Reacher permaneció sin moverse.
—¿Quiere que llame a un ayudante? —preguntó Mauney.
Reacher sacudió la cabeza y puso una mano debajo del hombro helado del cadáver. Lo levantó. El cuerpo rodó con torpeza, entero, rígido, como un tronco. Quedó boca abajo, los brazos levantados hacia arriba, atados y contorsionados como si la desesperada lucha por la libertad hubiese continuado hasta el último segundo.
Como sin duda había sido, pensó Reacher.
El tatuaje estaba un tanto agrietado y arrugado por la flojedad de la piel y la presión antinatural de la parte superior de los brazos.
Estaba un poco borroso por el tiempo.
Pero era inconfundible.
Decía: «Orozco, M».
Debajo estaba el número de identificación de nueve cifras.
—Es él —asintió Reacher—. Es Manuel Orozco.
—Lo siento mucho —dijo Mauney.
Hubo un momento de silencio. No se oía nada, excepto el rumor del aire frío que entraba por las rejillas de aluminio.
—¿Todavía están buscando en la zona? —preguntó Reacher.
—¿Por los demás? —dijo Mauney—. No de una forma activa, no es como si estuviésemos buscando a un niño desaparecido.
—¿Franz también está aquí? ¿En uno de estos malditos cajones?
—¿Quiere verlo? —preguntó Mauney.
—No —contestó Reacher.
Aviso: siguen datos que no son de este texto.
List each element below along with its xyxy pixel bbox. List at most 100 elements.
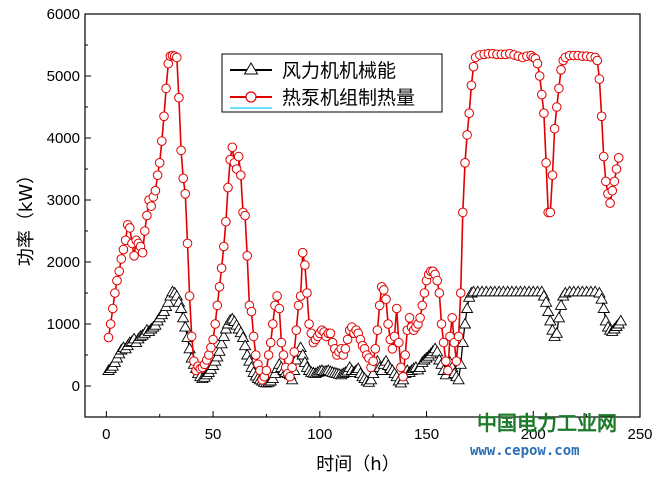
data-point-triangle bbox=[179, 320, 192, 332]
data-point-circle bbox=[268, 319, 278, 329]
data-point-circle bbox=[137, 247, 148, 258]
data-point-circle bbox=[297, 247, 308, 258]
data-point-circle bbox=[116, 254, 127, 264]
data-point-circle bbox=[214, 282, 225, 292]
data-point-circle bbox=[110, 288, 120, 298]
data-point-circle bbox=[236, 170, 246, 180]
watermark-url: www.cepow.com bbox=[470, 443, 580, 459]
data-point-circle bbox=[415, 313, 425, 323]
data-point-triangle bbox=[614, 314, 628, 326]
legend-marker-circle bbox=[245, 91, 257, 103]
data-point-triangle bbox=[554, 299, 568, 310]
data-point-triangle bbox=[599, 314, 613, 326]
data-point-circle bbox=[460, 158, 470, 168]
data-point-triangle bbox=[541, 305, 555, 317]
data-point-triangle bbox=[430, 345, 444, 357]
data-point-circle bbox=[300, 260, 310, 270]
data-point-circle bbox=[394, 337, 404, 348]
data-point-circle bbox=[379, 285, 389, 295]
data-point-circle bbox=[285, 371, 295, 382]
y-tick-label: 4000 bbox=[47, 130, 80, 147]
data-point-circle bbox=[539, 108, 549, 118]
data-point-circle bbox=[552, 102, 562, 112]
data-point-circle bbox=[545, 207, 556, 218]
data-point-circle bbox=[592, 55, 603, 66]
data-point-circle bbox=[125, 223, 135, 233]
data-point-circle bbox=[114, 266, 124, 277]
data-point-circle bbox=[396, 362, 406, 373]
data-point-circle bbox=[112, 275, 122, 286]
y-tick-label: 3000 bbox=[47, 192, 80, 209]
data-point-circle bbox=[251, 350, 261, 360]
data-point-triangle bbox=[595, 292, 608, 304]
data-point-circle bbox=[391, 303, 402, 314]
data-point-circle bbox=[105, 319, 116, 329]
series-wind-mechanical-energy bbox=[102, 285, 628, 388]
data-point-circle bbox=[611, 164, 622, 174]
x-tick-label: 100 bbox=[307, 426, 332, 443]
watermark-site-name: 中国电力工业网 bbox=[477, 411, 617, 435]
data-point-circle bbox=[383, 319, 393, 329]
data-point-circle bbox=[212, 300, 223, 311]
data-point-circle bbox=[161, 83, 171, 94]
data-point-triangle bbox=[364, 373, 378, 385]
data-point-circle bbox=[400, 350, 411, 360]
legend-label-wind: 风力机机械能 bbox=[282, 60, 396, 82]
legend-marker-triangle bbox=[243, 62, 259, 75]
data-point-circle bbox=[129, 251, 139, 261]
x-tick-label: 0 bbox=[102, 426, 110, 443]
series-layer bbox=[102, 48, 628, 388]
x-tick-label: 150 bbox=[414, 426, 439, 443]
data-point-triangle bbox=[552, 311, 566, 323]
data-point-circle bbox=[342, 334, 353, 345]
data-point-circle bbox=[304, 319, 314, 329]
data-point-circle bbox=[265, 337, 276, 348]
data-point-circle bbox=[404, 313, 415, 323]
y-tick-label: 2000 bbox=[47, 254, 80, 271]
data-point-circle bbox=[398, 371, 408, 382]
data-point-circle bbox=[289, 347, 300, 357]
y-axis-title: 功率（kW） bbox=[16, 166, 37, 266]
x-tick-label: 250 bbox=[627, 426, 652, 443]
legend-box bbox=[221, 53, 443, 113]
data-point-triangle bbox=[460, 302, 474, 313]
data-point-circle bbox=[541, 158, 551, 168]
data-point-circle bbox=[103, 332, 114, 343]
data-point-circle bbox=[176, 145, 186, 156]
data-point-triangle bbox=[213, 344, 226, 356]
data-point-circle bbox=[598, 151, 609, 162]
data-point-circle bbox=[451, 356, 462, 367]
data-point-circle bbox=[293, 300, 304, 311]
data-point-circle bbox=[464, 108, 475, 118]
data-point-circle bbox=[596, 111, 607, 122]
data-point-circle bbox=[547, 170, 558, 180]
data-point-circle bbox=[534, 71, 545, 81]
data-point-triangle bbox=[174, 302, 188, 313]
data-point-circle bbox=[443, 365, 453, 376]
data-point-circle bbox=[184, 291, 195, 301]
data-point-circle bbox=[549, 123, 560, 134]
data-point-triangle bbox=[162, 295, 175, 307]
data-point-triangle bbox=[539, 295, 553, 307]
data-point-circle bbox=[453, 331, 464, 342]
data-point-triangle bbox=[456, 336, 470, 348]
data-point-circle bbox=[118, 244, 129, 255]
data-point-circle bbox=[594, 74, 605, 84]
data-point-circle bbox=[227, 142, 238, 153]
data-point-circle bbox=[152, 170, 163, 180]
data-point-circle bbox=[219, 241, 229, 252]
data-point-circle bbox=[287, 362, 297, 373]
data-point-circle bbox=[441, 356, 451, 367]
data-point-circle bbox=[368, 356, 379, 367]
data-point-circle bbox=[108, 303, 118, 314]
data-point-circle bbox=[208, 334, 218, 345]
data-point-circle bbox=[419, 288, 430, 298]
data-point-circle bbox=[374, 300, 385, 311]
data-point-circle bbox=[607, 185, 618, 196]
data-point-circle bbox=[605, 198, 615, 208]
data-point-circle bbox=[174, 92, 184, 103]
data-point-triangle bbox=[211, 350, 224, 362]
data-point-circle bbox=[146, 201, 156, 211]
data-point-triangle bbox=[176, 311, 190, 323]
Luego miró a Orozco y preguntó—: ¿Cuándo se hará la autopsia?
—Pronto.
—¿Nos dirá algo la cuerda?
—Lo más probable es que sea común.
—¿Tenemos una idea aproximada de cuándo murió?
Mauney medio sonrió, de poli a poli.
—Cuando golpeó contra el suelo.
—¿Y eso cuándo fue?
—Hace tres, cuatro semanas. Creemos que antes que Franz. Pero nunca lo sabremos a ciencia cierta.
—Lo haremos —afirmó Reacher.
—¿Cómo? —preguntó Mauney.
—Se lo preguntaré a quien lo hizo. Él me lo dirá. Para ese momento estará rogando poder hacerlo.
—Recuerde, ninguna acción independiente.
—Ni lo sueñe.
Mauney se quedó para ocuparse del papeleo y Reacher, Neagley, Dixon y O’Donnell bajaron por el ascensor hasta el calor y la luz del sol. Se quedaron en el aparcamiento sin decir nada. Sin hacer nada. Solo temblando y sacudiéndose la rabia reprimida. Era natural que los soldados contemplasen la muerte. Vivían con ella, la aceptaban. La esperaban. Algunos de ellos incluso la deseaban. Pero en el fondo querían que fuese justa. Yo contra él, que gane el mejor. Querían que fuese noble. Ganar o perder, querían llegar a ella con un significado.
Un soldado muerto con los brazos atados a la espalda era la peor clase de ultraje. Era la indefensión, la sumisión y el abuso. Era la impotencia.
Eliminaba cualquier ilusión.
—Vámonos —dijo Dixon—. Estamos perdiendo el tiempo.